To obtain counts of reads we will use the htseq-count tool. This is a popular and very handy tool that can be used to obtain counts of RNA seq reads that have been mapped to a genome.

htseq-count sends its list of read counts to STDOUT, so you need to capture it with a redirect if you want to save the output

#first we need to generate an index of the bam, for quick processin
samtools index cold_sample_04.Aligned.sortedByCoord.out.bam #everytime you modify/make a bam file, you'll  need to index it like this

htseq-count -s no \
            -r pos \
            -t exon  `#What type of feature will our data have mapped to? ` \
            -i gene \
            -f bam \
            cold_sample_04.Aligned.sortedByCoord.out.bam \
            /mnt/data/anno/SalmonAnnotations.gff  > cold_sample_04.read_counts.txt

Inspect the contents of cold_sample_[filenum].read_counts.txt. It should be fairly obvious what this file contains.

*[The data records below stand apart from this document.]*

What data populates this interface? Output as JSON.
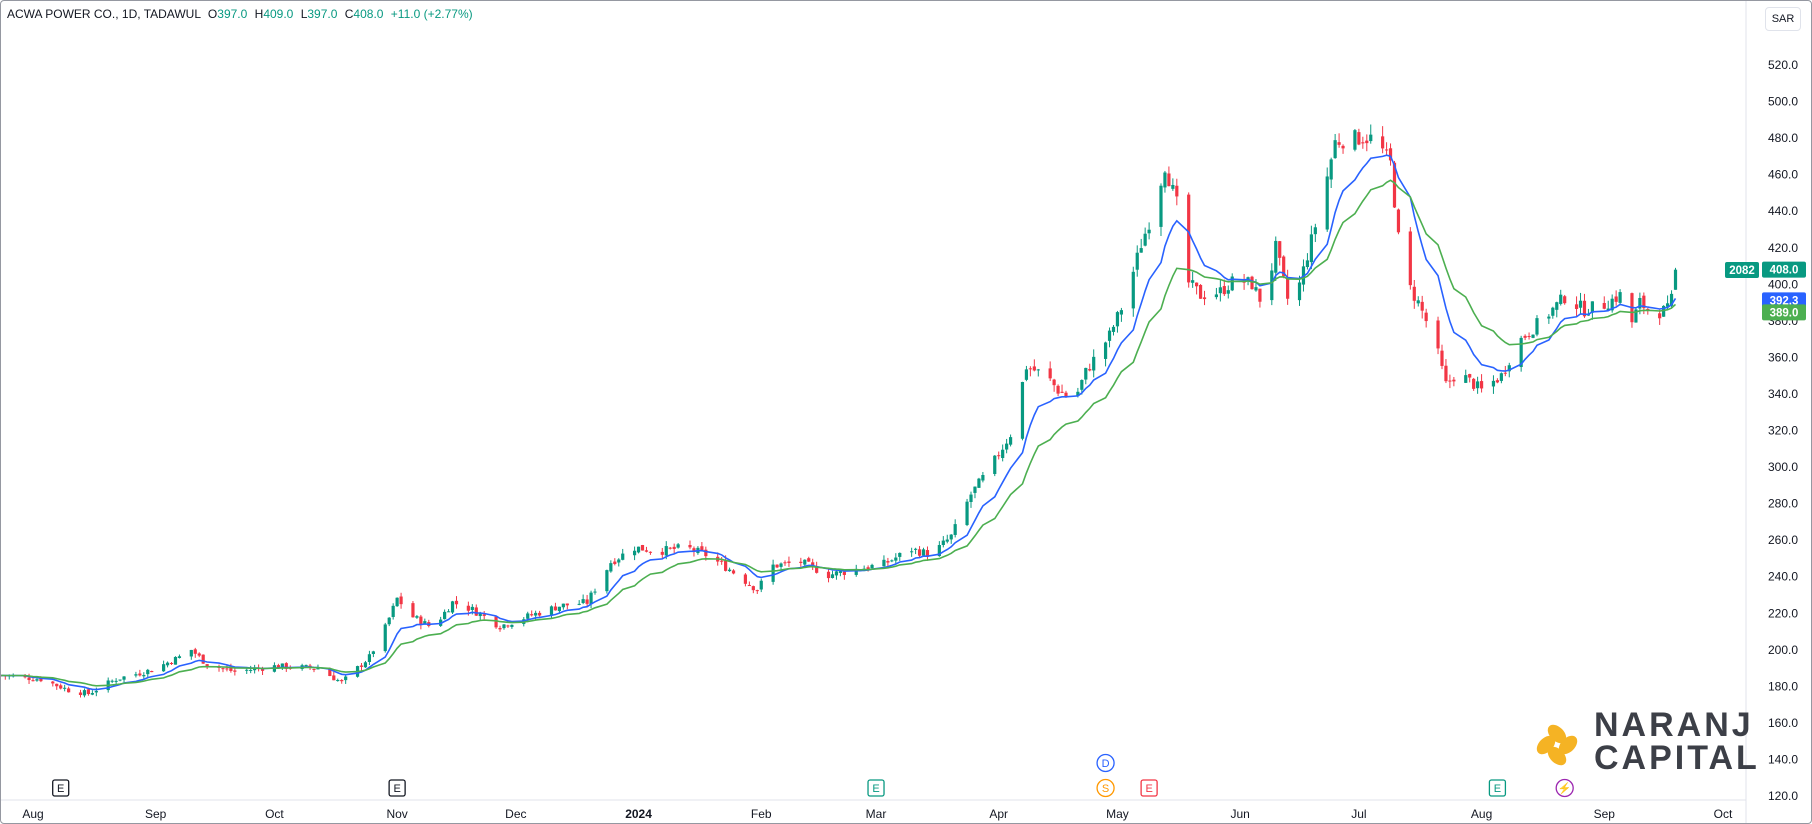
{
  "header": {
    "symbol": "ACWA POWER CO., 1D, TADAWUL",
    "o_label": "O",
    "o": "397.0",
    "h_label": "H",
    "h": "409.0",
    "l_label": "L",
    "l": "397.0",
    "c_label": "C",
    "c": "408.0",
    "change": "+11.0 (+2.77%)"
  },
  "currency": "SAR",
  "colors": {
    "up": "#089981",
    "down": "#f23645",
    "ema_fast": "#2962ff",
    "ema_slow": "#4caf50",
    "grid": "#f0f3fa"
  },
  "price_labels": {
    "volume": "2082",
    "last": "408.0",
    "ema_fast": "392.3",
    "ema_slow": "389.0"
  },
  "events": [
    {
      "label": "E",
      "date": "2023-08-08",
      "kind": "earnings-past"
    },
    {
      "label": "E",
      "date": "2023-11-01",
      "kind": "earnings-past"
    },
    {
      "label": "E",
      "date": "2024-03-01",
      "kind": "earnings"
    },
    {
      "label": "D",
      "date": "2024-04-28",
      "kind": "dividend"
    },
    {
      "label": "S",
      "date": "2024-04-28",
      "kind": "split"
    },
    {
      "label": "E",
      "date": "2024-05-09",
      "kind": "earnings-upcoming"
    },
    {
      "label": "E",
      "date": "2024-08-05",
      "kind": "earnings"
    },
    {
      "label": "⚡",
      "date": "2024-08-22",
      "kind": "news"
    }
  ],
  "watermark": {
    "line1": "NARANJ",
    "line2": "CAPITAL"
  },
  "chart_data": {
    "type": "candlestick",
    "title": "ACWA POWER CO., 1D, TADAWUL",
    "x_axis": {
      "labels": [
        "Aug",
        "Sep",
        "Oct",
        "Nov",
        "Dec",
        "2024",
        "Feb",
        "Mar",
        "Apr",
        "May",
        "Jun",
        "Jul",
        "Aug",
        "Sep",
        "Oct"
      ],
      "label_dates": [
        "2023-08-01",
        "2023-09-01",
        "2023-10-01",
        "2023-11-01",
        "2023-12-01",
        "2024-01-01",
        "2024-02-01",
        "2024-03-01",
        "2024-04-01",
        "2024-05-01",
        "2024-06-01",
        "2024-07-01",
        "2024-08-01",
        "2024-09-01",
        "2024-10-01"
      ]
    },
    "y_axis": {
      "ticks": [
        "120.0",
        "140.0",
        "160.0",
        "180.0",
        "200.0",
        "220.0",
        "240.0",
        "260.0",
        "280.0",
        "300.0",
        "320.0",
        "340.0",
        "360.0",
        "380.0",
        "400.0",
        "420.0",
        "440.0",
        "460.0",
        "480.0",
        "500.0",
        "520.0"
      ],
      "range": [
        116,
        540
      ]
    },
    "grid": false,
    "series": [
      {
        "kind": "close",
        "anchors": [
          [
            "2023-07-24",
            186
          ],
          [
            "2023-08-03",
            184
          ],
          [
            "2023-08-10",
            178
          ],
          [
            "2023-08-15",
            176
          ],
          [
            "2023-08-22",
            184
          ],
          [
            "2023-08-31",
            189
          ],
          [
            "2023-09-07",
            196
          ],
          [
            "2023-09-10",
            200
          ],
          [
            "2023-09-14",
            192
          ],
          [
            "2023-09-21",
            188
          ],
          [
            "2023-10-01",
            191
          ],
          [
            "2023-10-12",
            190
          ],
          [
            "2023-10-18",
            182
          ],
          [
            "2023-10-25",
            196
          ],
          [
            "2023-10-29",
            212
          ],
          [
            "2023-11-01",
            228
          ],
          [
            "2023-11-05",
            218
          ],
          [
            "2023-11-10",
            212
          ],
          [
            "2023-11-15",
            226
          ],
          [
            "2023-11-20",
            222
          ],
          [
            "2023-11-27",
            213
          ],
          [
            "2023-12-05",
            219
          ],
          [
            "2023-12-12",
            224
          ],
          [
            "2023-12-19",
            226
          ],
          [
            "2023-12-25",
            248
          ],
          [
            "2023-12-31",
            256
          ],
          [
            "2024-01-06",
            254
          ],
          [
            "2024-01-13",
            256
          ],
          [
            "2024-01-18",
            252
          ],
          [
            "2024-01-24",
            244
          ],
          [
            "2024-01-31",
            233
          ],
          [
            "2024-02-04",
            246
          ],
          [
            "2024-02-11",
            248
          ],
          [
            "2024-02-18",
            241
          ],
          [
            "2024-02-25",
            244
          ],
          [
            "2024-03-03",
            247
          ],
          [
            "2024-03-10",
            255
          ],
          [
            "2024-03-15",
            252
          ],
          [
            "2024-03-20",
            262
          ],
          [
            "2024-03-25",
            285
          ],
          [
            "2024-03-30",
            300
          ],
          [
            "2024-04-04",
            318
          ],
          [
            "2024-04-08",
            355
          ],
          [
            "2024-04-13",
            350
          ],
          [
            "2024-04-16",
            342
          ],
          [
            "2024-04-20",
            336
          ],
          [
            "2024-04-23",
            352
          ],
          [
            "2024-04-29",
            372
          ],
          [
            "2024-05-03",
            392
          ],
          [
            "2024-05-07",
            422
          ],
          [
            "2024-05-10",
            440
          ],
          [
            "2024-05-13",
            465
          ],
          [
            "2024-05-16",
            444
          ],
          [
            "2024-05-18",
            403
          ],
          [
            "2024-05-22",
            394
          ],
          [
            "2024-05-27",
            396
          ],
          [
            "2024-05-31",
            403
          ],
          [
            "2024-06-04",
            400
          ],
          [
            "2024-06-07",
            388
          ],
          [
            "2024-06-10",
            420
          ],
          [
            "2024-06-13",
            392
          ],
          [
            "2024-06-16",
            400
          ],
          [
            "2024-06-21",
            440
          ],
          [
            "2024-06-25",
            478
          ],
          [
            "2024-06-30",
            480
          ],
          [
            "2024-07-05",
            480
          ],
          [
            "2024-07-09",
            466
          ],
          [
            "2024-07-12",
            405
          ],
          [
            "2024-07-16",
            390
          ],
          [
            "2024-07-20",
            370
          ],
          [
            "2024-07-23",
            345
          ],
          [
            "2024-07-26",
            352
          ],
          [
            "2024-08-01",
            342
          ],
          [
            "2024-08-06",
            350
          ],
          [
            "2024-08-10",
            368
          ],
          [
            "2024-08-14",
            376
          ],
          [
            "2024-08-17",
            382
          ],
          [
            "2024-08-22",
            393
          ],
          [
            "2024-08-27",
            386
          ],
          [
            "2024-09-01",
            389
          ],
          [
            "2024-09-05",
            394
          ],
          [
            "2024-09-07",
            374
          ],
          [
            "2024-09-10",
            390
          ],
          [
            "2024-09-13",
            384
          ],
          [
            "2024-09-17",
            386
          ],
          [
            "2024-09-19",
            397
          ],
          [
            "2024-09-21",
            408
          ]
        ]
      },
      {
        "name": "",
        "kind": "ema_fast",
        "color": "#2962ff",
        "last": 392.3
      },
      {
        "name": "",
        "kind": "ema_slow",
        "color": "#4caf50",
        "last": 389.0
      }
    ],
    "last_bar": {
      "open": 397.0,
      "high": 409.0,
      "low": 397.0,
      "close": 408.0
    }
  }
}
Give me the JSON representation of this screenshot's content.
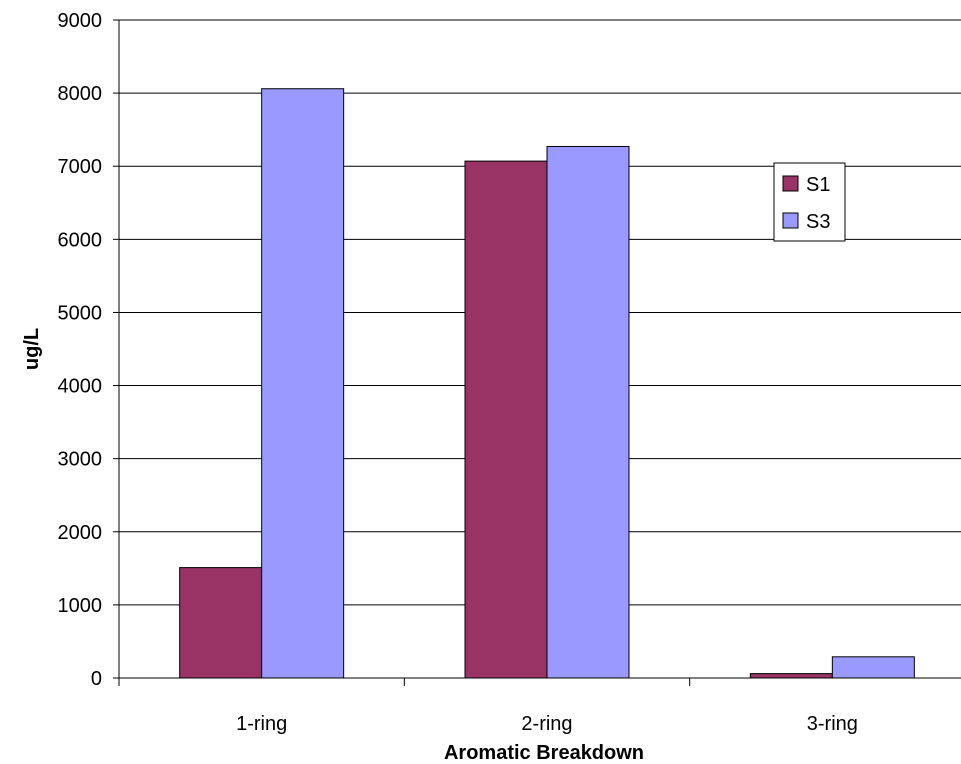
{
  "chart_data": {
    "type": "bar",
    "title": "",
    "xlabel": "Aromatic Breakdown",
    "ylabel": "ug/L",
    "categories": [
      "1-ring",
      "2-ring",
      "3-ring"
    ],
    "series": [
      {
        "name": "S1",
        "values": [
          1510,
          7070,
          60
        ],
        "color": "#993366"
      },
      {
        "name": "S3",
        "values": [
          8060,
          7270,
          290
        ],
        "color": "#9999ff"
      }
    ],
    "ylim": [
      0,
      9000
    ],
    "yticks": [
      0,
      1000,
      2000,
      3000,
      4000,
      5000,
      6000,
      7000,
      8000,
      9000
    ],
    "grid": true,
    "legend_position": "right"
  }
}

HTSeq-count also includes some summary stats at the bottom of the file. Let’s clip those off before we move on…

grep "^LOC" cold_sample_[filenum].read_counts.txt > cold_sample_[filenum].read_counts.clipped.txt

Differential Expression Analysis with DESeq2

Differential expression analysis can be quite a complicated statistical analysis. Many people choose to use packages specifically designed for the analysis of expression data. For example, the program DESeq2 is very widely used.

In this directory, I’ve included a script that does a differential expression analysis of the RNAseq data we have just aligned to the genome using DESeq2.

Here’s a link to that script

This is an R script. Running this script requires the use of particular R packages. For today, we’ll work through the analysis as a group. By the end of the week you’ll have had some exposure to analyses in R, so it would be good to revisit this analysis once you’ve done that.